10 things I wish I knew before I started working out
- Frank Keller
- Mar 14, 2023
- 12 min read
Where do I even begin? That was probably the first thought I had when I started working out. The world of fitness can be overwhelming, with countless exercise programs, diets, and equipment options to choose from. I found myself struggling to make sense of it all and wondering how I could ever achieve my fitness goals.
However, over time, I learned some valuable lessons that helped me navigate the world of fitness with more confidence and ease. In this article, I'll be sharing 10 things that I wish I knew before I started working out.
Whether you're a beginner or a seasoned gym-goer, I hope that these insights will help you avoid some of the common pitfalls and make the most out of your fitness journey.

1. Consistency is key:
Regular exercise is more effective than sporadic, intense workouts.
Consistency is one of the most important factors for achieving your fitness goals. Regular exercise is more effective than sporadic, intense workouts. By making exercise a consistent part of your routine, you’ll reap the benefits of a stronger and healthier body over time. Consistency also helps to build discipline and establishes good habits, making it easier to stick to your exercise routine in the long run.

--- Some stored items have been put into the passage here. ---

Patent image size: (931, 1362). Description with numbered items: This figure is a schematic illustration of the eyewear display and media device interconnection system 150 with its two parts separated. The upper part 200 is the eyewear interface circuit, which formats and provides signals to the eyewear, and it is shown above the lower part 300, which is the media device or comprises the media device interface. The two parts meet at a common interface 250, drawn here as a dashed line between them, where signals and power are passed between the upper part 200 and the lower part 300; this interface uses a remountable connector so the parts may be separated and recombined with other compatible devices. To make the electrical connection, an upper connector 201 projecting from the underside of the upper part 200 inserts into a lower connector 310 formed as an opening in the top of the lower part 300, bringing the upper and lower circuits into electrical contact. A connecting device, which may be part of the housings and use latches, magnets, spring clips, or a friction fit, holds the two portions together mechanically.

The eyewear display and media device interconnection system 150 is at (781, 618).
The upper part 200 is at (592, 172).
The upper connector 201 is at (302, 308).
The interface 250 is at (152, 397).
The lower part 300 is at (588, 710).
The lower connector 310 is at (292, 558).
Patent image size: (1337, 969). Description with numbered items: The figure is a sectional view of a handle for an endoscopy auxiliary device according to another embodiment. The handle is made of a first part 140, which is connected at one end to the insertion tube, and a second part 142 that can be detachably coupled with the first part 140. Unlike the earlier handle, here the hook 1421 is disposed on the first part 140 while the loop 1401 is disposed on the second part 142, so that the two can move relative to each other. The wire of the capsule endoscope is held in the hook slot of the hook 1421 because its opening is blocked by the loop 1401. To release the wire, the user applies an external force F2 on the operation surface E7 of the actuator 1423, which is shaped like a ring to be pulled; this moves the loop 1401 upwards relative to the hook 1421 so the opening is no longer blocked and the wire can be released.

Consistent exercise helps to increase your endurance, strength, and flexibility. It also boosts your mood, reduces stress, and improves sleep quality. Furthermore, regular exercise can reduce the risk of chronic health conditions such as heart disease, obesity, and type 2 diabetes.
However, it’s important to keep in mind that progress takes time, and expecting overnight results is unrealistic. Setting realistic goals and establishing a consistent workout routine is crucial in ensuring long-term success. It’s also important to listen to your body and not push yourself too hard, as this can lead to injury.

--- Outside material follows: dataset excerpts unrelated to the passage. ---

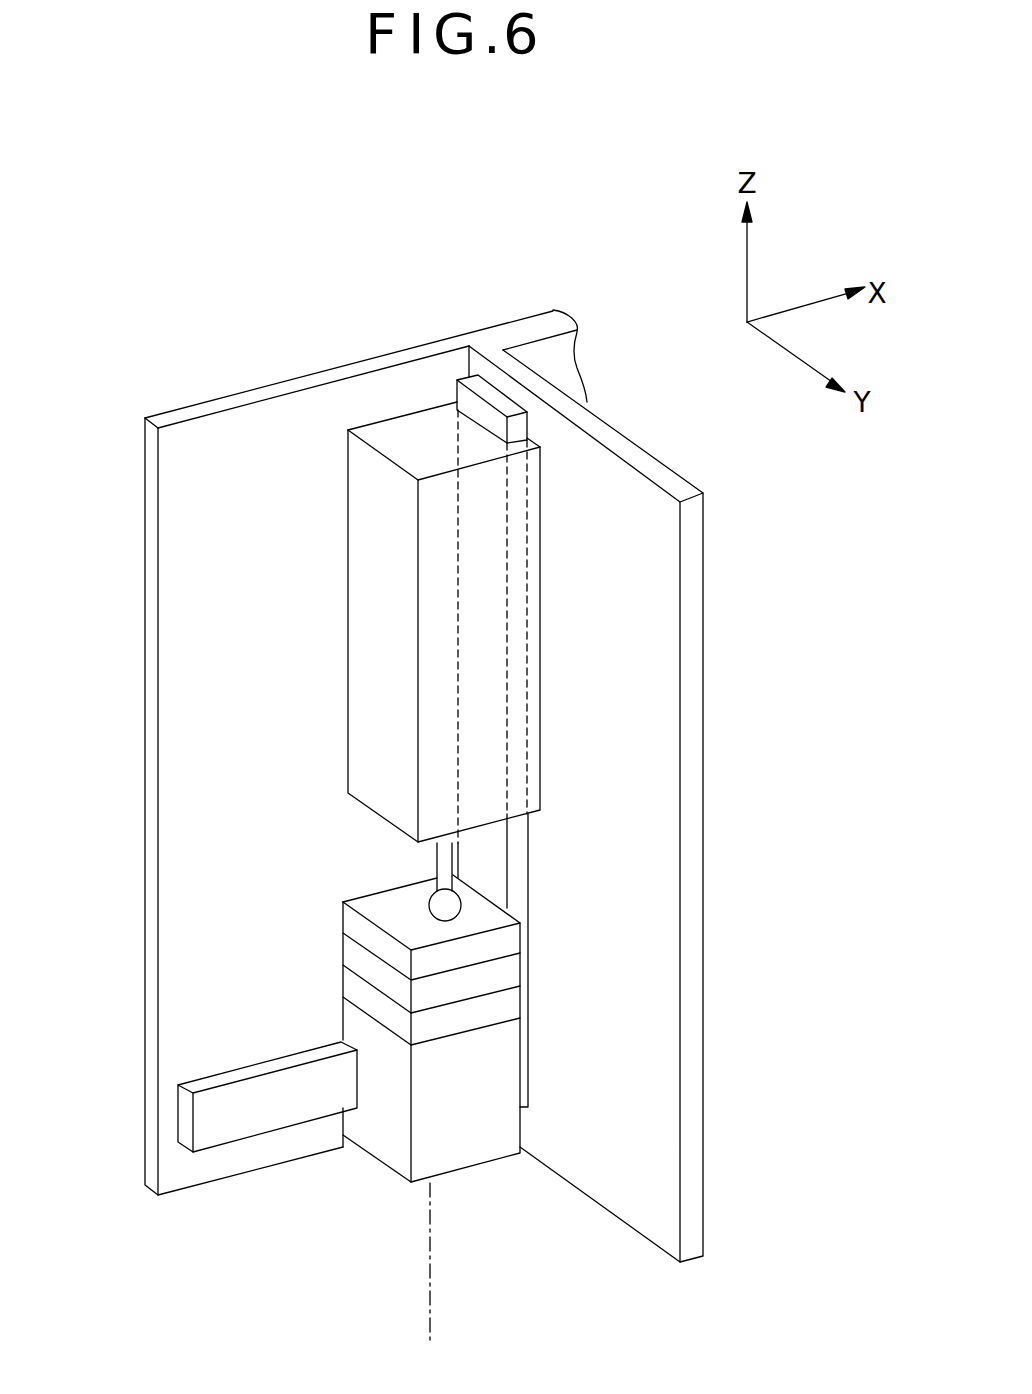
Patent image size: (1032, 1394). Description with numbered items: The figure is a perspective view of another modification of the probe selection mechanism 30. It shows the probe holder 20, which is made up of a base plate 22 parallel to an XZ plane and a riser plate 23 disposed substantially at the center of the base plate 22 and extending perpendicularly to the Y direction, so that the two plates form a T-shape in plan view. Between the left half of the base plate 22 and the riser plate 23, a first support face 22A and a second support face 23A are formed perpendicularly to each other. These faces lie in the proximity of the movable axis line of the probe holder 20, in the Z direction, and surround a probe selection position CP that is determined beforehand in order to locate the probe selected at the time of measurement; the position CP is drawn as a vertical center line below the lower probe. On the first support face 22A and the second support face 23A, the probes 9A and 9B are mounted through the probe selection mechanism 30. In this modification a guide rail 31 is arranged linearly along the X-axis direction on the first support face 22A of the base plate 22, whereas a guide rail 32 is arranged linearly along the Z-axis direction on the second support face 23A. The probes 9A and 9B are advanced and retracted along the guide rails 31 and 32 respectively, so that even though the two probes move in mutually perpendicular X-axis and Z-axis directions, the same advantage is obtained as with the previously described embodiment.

The probe holder 20 is at (498, 256).
The base plate 22 is at (400, 348).
The first support face 22A is at (190, 700).
The riser plate 23 is at (522, 367).
The second support face 23A is at (655, 583).
The probe selection mechanism 30 is at (275, 1274).
The guide rail 31 is at (238, 1128).
The guide rail 32 is at (515, 427).
The probe 9A is at (483, 1147).
The probe 9B is at (540, 655).
The probe selection position CP is at (430, 1278).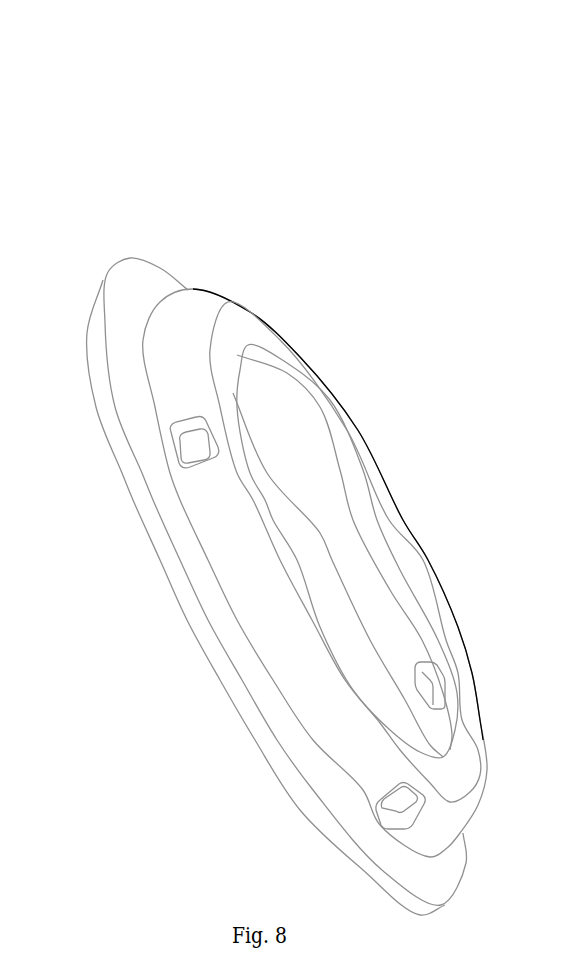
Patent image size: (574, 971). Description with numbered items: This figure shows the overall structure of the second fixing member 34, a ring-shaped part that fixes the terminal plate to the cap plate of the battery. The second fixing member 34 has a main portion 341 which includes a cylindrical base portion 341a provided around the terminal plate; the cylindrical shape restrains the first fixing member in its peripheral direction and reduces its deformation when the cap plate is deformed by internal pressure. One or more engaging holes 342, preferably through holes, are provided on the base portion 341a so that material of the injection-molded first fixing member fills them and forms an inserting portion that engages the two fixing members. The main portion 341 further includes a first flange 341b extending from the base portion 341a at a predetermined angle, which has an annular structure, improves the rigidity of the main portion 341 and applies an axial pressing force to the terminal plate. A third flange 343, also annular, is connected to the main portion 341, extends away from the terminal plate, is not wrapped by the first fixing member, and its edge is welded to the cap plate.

The second fixing member 34 is at (268, 37).
The main portion 341 is at (315, 500).
The base portion 341a is at (195, 302).
The first flange 341b is at (250, 328).
The engaging hole 342 is at (190, 452).
The third flange 343 is at (137, 280).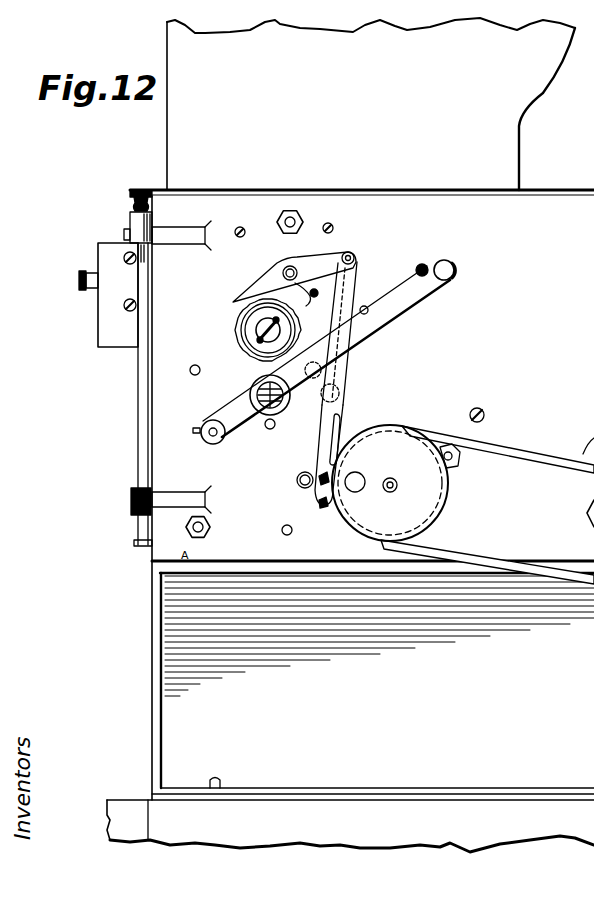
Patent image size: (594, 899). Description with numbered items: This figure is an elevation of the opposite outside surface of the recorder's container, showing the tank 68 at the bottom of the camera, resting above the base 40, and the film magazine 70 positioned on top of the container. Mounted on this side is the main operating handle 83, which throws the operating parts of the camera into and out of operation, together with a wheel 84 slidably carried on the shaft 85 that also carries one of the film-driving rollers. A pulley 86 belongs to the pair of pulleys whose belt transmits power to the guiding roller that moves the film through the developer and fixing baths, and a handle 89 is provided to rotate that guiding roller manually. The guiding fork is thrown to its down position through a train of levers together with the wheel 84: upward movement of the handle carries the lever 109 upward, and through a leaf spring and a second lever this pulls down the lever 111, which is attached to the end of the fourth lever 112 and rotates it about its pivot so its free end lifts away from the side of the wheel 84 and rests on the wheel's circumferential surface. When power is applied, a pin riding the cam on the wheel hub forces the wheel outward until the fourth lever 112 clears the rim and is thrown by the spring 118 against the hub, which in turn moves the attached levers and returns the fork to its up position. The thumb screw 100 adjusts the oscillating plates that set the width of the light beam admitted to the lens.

The film magazine 70 is at (523, 90).
The thumb screw 100 is at (82, 290).
The wheel 84 is at (244, 318).
The shaft 85 is at (277, 332).
The fourth lever 112 is at (333, 251).
The lever 111 is at (343, 284).
The spring 118 is at (313, 304).
The main operating handle 83 is at (405, 305).
The lever 109 is at (333, 406).
The handle 89 is at (359, 479).
The pulley 86 is at (432, 495).
The tank 68 is at (177, 703).
The base 40 is at (170, 817).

Consistency is a key factor in reaching your fitness goals and achieving a healthy, active lifestyle. It takes time and patience, but the benefits are well worth it. Incorporating exercise into your daily routine and making it a habit will help you lead a healthier, happier life.
2. Progress takes time:
Building muscle and losing fat takes time, don't expect overnight results.
Slow and steady progress is a crucial aspect of a successful workout regimen. The idea that results come overnight is a myth, and expecting immediate results can be demotivating and lead to frustration. Instead, it’s important to focus on gradual, consistent progress.

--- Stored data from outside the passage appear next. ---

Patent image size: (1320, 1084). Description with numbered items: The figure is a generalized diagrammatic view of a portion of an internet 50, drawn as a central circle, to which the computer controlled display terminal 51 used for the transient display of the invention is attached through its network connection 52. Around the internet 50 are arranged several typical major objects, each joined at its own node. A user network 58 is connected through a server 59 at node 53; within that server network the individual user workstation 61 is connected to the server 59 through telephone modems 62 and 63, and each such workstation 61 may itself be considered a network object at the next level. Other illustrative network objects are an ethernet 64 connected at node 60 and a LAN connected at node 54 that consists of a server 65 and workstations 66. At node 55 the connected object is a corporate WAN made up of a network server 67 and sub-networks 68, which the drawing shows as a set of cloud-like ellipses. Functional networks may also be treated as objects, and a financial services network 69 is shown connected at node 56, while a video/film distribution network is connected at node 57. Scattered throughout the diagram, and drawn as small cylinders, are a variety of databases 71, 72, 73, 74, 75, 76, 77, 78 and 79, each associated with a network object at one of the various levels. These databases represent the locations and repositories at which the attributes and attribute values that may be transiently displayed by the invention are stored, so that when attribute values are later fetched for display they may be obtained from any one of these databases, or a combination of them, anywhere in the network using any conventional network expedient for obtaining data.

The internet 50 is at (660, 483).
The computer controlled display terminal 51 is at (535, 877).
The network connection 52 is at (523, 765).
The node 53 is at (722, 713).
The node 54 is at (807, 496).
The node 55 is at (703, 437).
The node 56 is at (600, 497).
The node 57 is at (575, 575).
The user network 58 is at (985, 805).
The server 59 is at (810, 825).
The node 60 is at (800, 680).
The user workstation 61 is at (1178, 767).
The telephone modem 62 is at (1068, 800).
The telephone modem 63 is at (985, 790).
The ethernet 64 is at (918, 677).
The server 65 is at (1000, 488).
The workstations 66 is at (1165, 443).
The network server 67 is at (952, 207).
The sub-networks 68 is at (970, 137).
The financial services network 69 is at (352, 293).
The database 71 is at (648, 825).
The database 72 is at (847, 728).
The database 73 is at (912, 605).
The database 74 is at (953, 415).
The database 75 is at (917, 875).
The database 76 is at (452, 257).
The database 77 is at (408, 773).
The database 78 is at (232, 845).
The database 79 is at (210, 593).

Focusing on slow and steady progress helps to prevent injury, as you’re gradually building up strength and endurance over time. It also allows you to better monitor your progress, making it easier to track your improvement and adjust your workout routine as needed.
In addition, slow and steady progress helps to build healthy habits and a sustainable exercise routine. Rather than pushing yourself too hard too soon, taking a slow and steady approach will ensure that you can stick to your workout routine in the long run. It also reduces the risk of burnout and makes it easier to maintain your progress even when life gets busy or stressful.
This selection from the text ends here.